Ho pensato di fare una collana e per ora mostro i vari passaggi fin qui eseguiti.

Ho usato  delle perline – nel mio caso  bianche –  leggermente più regolari delle altre: le chiameremo A; invece le B sono tutte le altre, prese veramente a caso, pur nel rispetto di una certa compatibilità .

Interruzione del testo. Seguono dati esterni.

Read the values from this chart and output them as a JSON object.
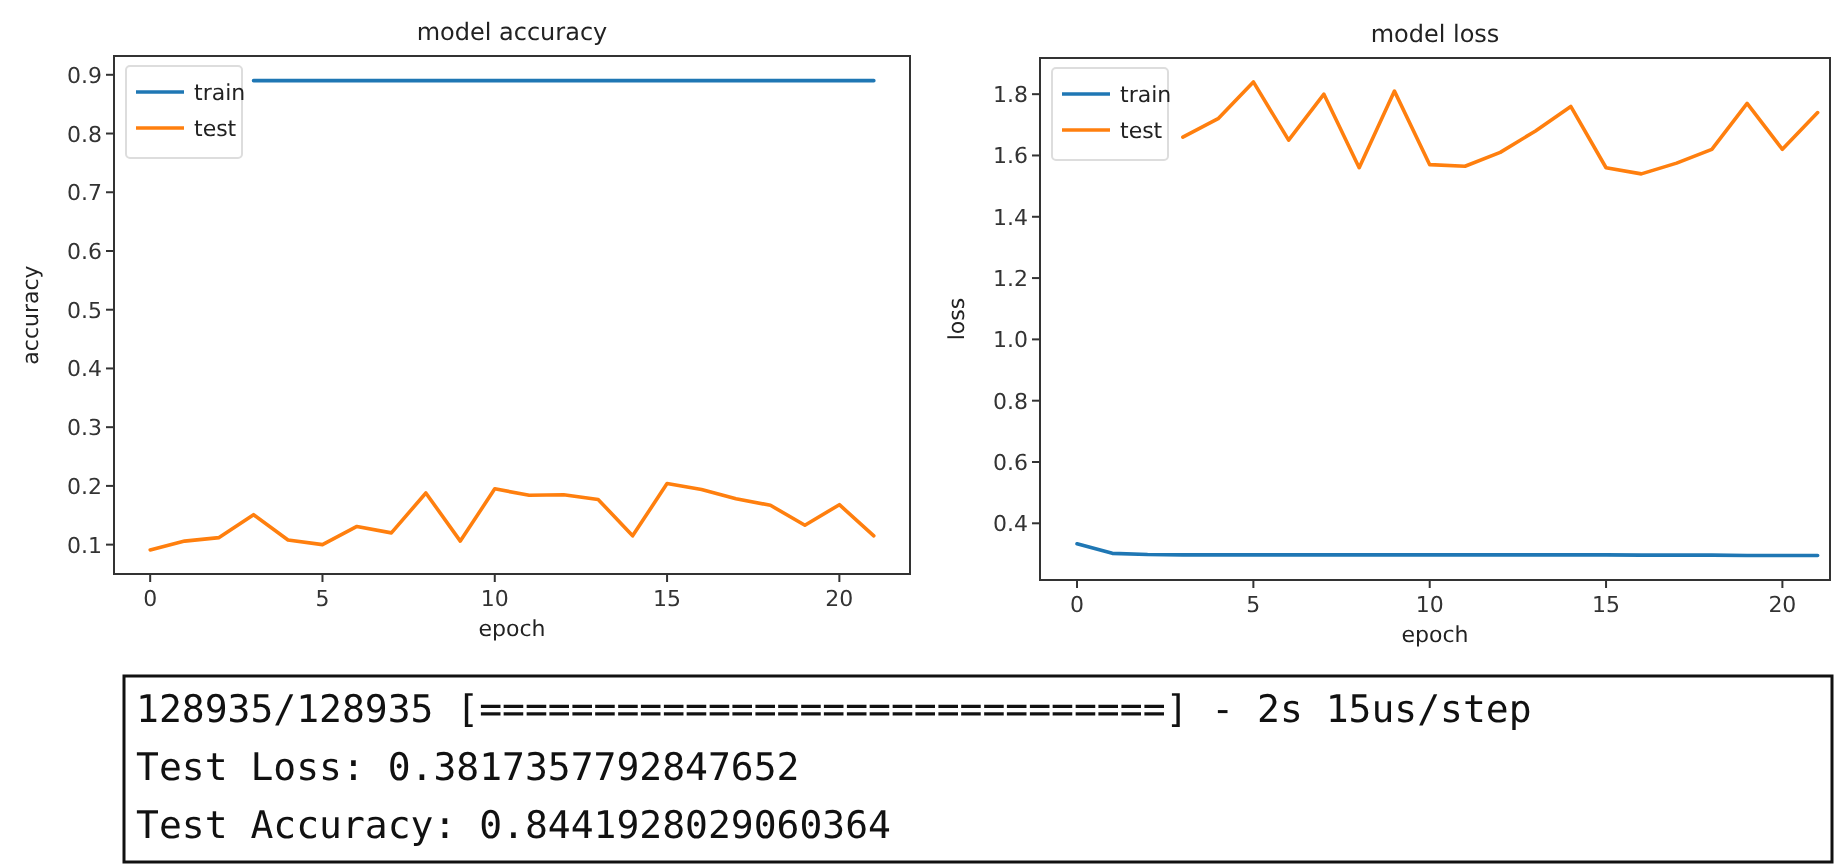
{
  "chart_data": [
    {
      "type": "line",
      "title": "model accuracy",
      "xlabel": "epoch",
      "ylabel": "accuracy",
      "x": [
        0,
        1,
        2,
        3,
        4,
        5,
        6,
        7,
        8,
        9,
        10,
        11,
        12,
        13,
        14,
        15,
        16,
        17,
        18,
        19,
        20,
        21
      ],
      "xlim": [
        -1.05,
        22.05
      ],
      "ylim": [
        0.05,
        0.932
      ],
      "xticks": [
        0,
        5,
        10,
        15,
        20
      ],
      "yticks": [
        0.1,
        0.2,
        0.3,
        0.4,
        0.5,
        0.6,
        0.7,
        0.8,
        0.9
      ],
      "legend": "top left",
      "series": [
        {
          "name": "train",
          "color": "#1f77b4",
          "values": [
            null,
            null,
            null,
            0.89,
            0.89,
            0.89,
            0.89,
            0.89,
            0.89,
            0.89,
            0.89,
            0.89,
            0.89,
            0.89,
            0.89,
            0.89,
            0.89,
            0.89,
            0.89,
            0.89,
            0.89,
            0.89
          ]
        },
        {
          "name": "test",
          "color": "#ff7f0e",
          "values": [
            0.091,
            0.106,
            0.112,
            0.151,
            0.108,
            0.1,
            0.131,
            0.12,
            0.188,
            0.106,
            0.195,
            0.184,
            0.185,
            0.177,
            0.115,
            0.204,
            0.194,
            0.178,
            0.167,
            0.133,
            0.168,
            0.115
          ]
        }
      ]
    },
    {
      "type": "line",
      "title": "model loss",
      "xlabel": "epoch",
      "ylabel": "loss",
      "x": [
        0,
        1,
        2,
        3,
        4,
        5,
        6,
        7,
        8,
        9,
        10,
        11,
        12,
        13,
        14,
        15,
        16,
        17,
        18,
        19,
        20,
        21
      ],
      "xlim": [
        -1.05,
        21.35
      ],
      "ylim": [
        0.215,
        1.918
      ],
      "xticks": [
        0,
        5,
        10,
        15,
        20
      ],
      "yticks": [
        {
          "value": 0.4,
          "label": "0.4"
        },
        {
          "value": 0.6,
          "label": "0.6"
        },
        {
          "value": 0.8,
          "label": "0.8"
        },
        {
          "value": 1.0,
          "label": "1.0"
        },
        {
          "value": 1.2,
          "label": "1.2"
        },
        {
          "value": 1.4,
          "label": "1.4"
        },
        {
          "value": 1.6,
          "label": "1.6"
        },
        {
          "value": 1.8,
          "label": "1.8"
        }
      ],
      "legend": "top left",
      "series": [
        {
          "name": "train",
          "color": "#1f77b4",
          "values": [
            0.333,
            0.302,
            0.298,
            0.297,
            0.297,
            0.297,
            0.297,
            0.297,
            0.297,
            0.297,
            0.297,
            0.297,
            0.297,
            0.297,
            0.297,
            0.297,
            0.296,
            0.296,
            0.296,
            0.295,
            0.295,
            0.295
          ]
        },
        {
          "name": "test",
          "color": "#ff7f0e",
          "values": [
            null,
            null,
            null,
            1.66,
            1.72,
            1.84,
            1.65,
            1.8,
            1.56,
            1.81,
            1.57,
            1.565,
            1.61,
            1.68,
            1.76,
            1.56,
            1.54,
            1.575,
            1.62,
            1.77,
            1.62,
            1.74
          ]
        }
      ]
    },
    {
      "type": "other",
      "annotations": [
        "128935/128935 [==============================] - 2s 15us/step",
        "Test Loss: 0.3817357792847652",
        "Test Accuracy: 0.8441928029060364"
      ]
    }
  ]
}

 Per la SPIRALE ho iniziato con 2 perline  B, 1 A, 2 B, 1 A, 2 B, 1 A . Ho chiuso a cerchio ripassando il filo dentro a tutte. Alla fine ho fatto un doppio nodo e ho lasciato un 10 centimetri di filo, in attesa di definire che tipo di chiusura userò.
Uscendo con il filo da una A, ho infilato sull’ago la sequenza contraria, cioè 1 A e 2 B e sono entrata nella prima A (il colore diverso – qui bianco –  aiuta sempre) ; ancora 1 A e 2 B sul filo per entrare nella A successiva e infine di nuovo 1 A e 2 B sul filo per entrare NON nell’ultima A, ma nelle ultime 2, praticamente l’ultima del giro di base e la prima di questo giro. credo che sia la classica chiusura di giro della tecnica peyote.

Basta: si va avanti così finchè se ne ha voglia e finchè si hanno perline da smaltire. Proprio perchè non so esattamente quanto dureranno le mie, non ho ancora deciso se fare una collana girocollo “normale” o un segmento più corto da completare con due catene alle estremità. Vedremo.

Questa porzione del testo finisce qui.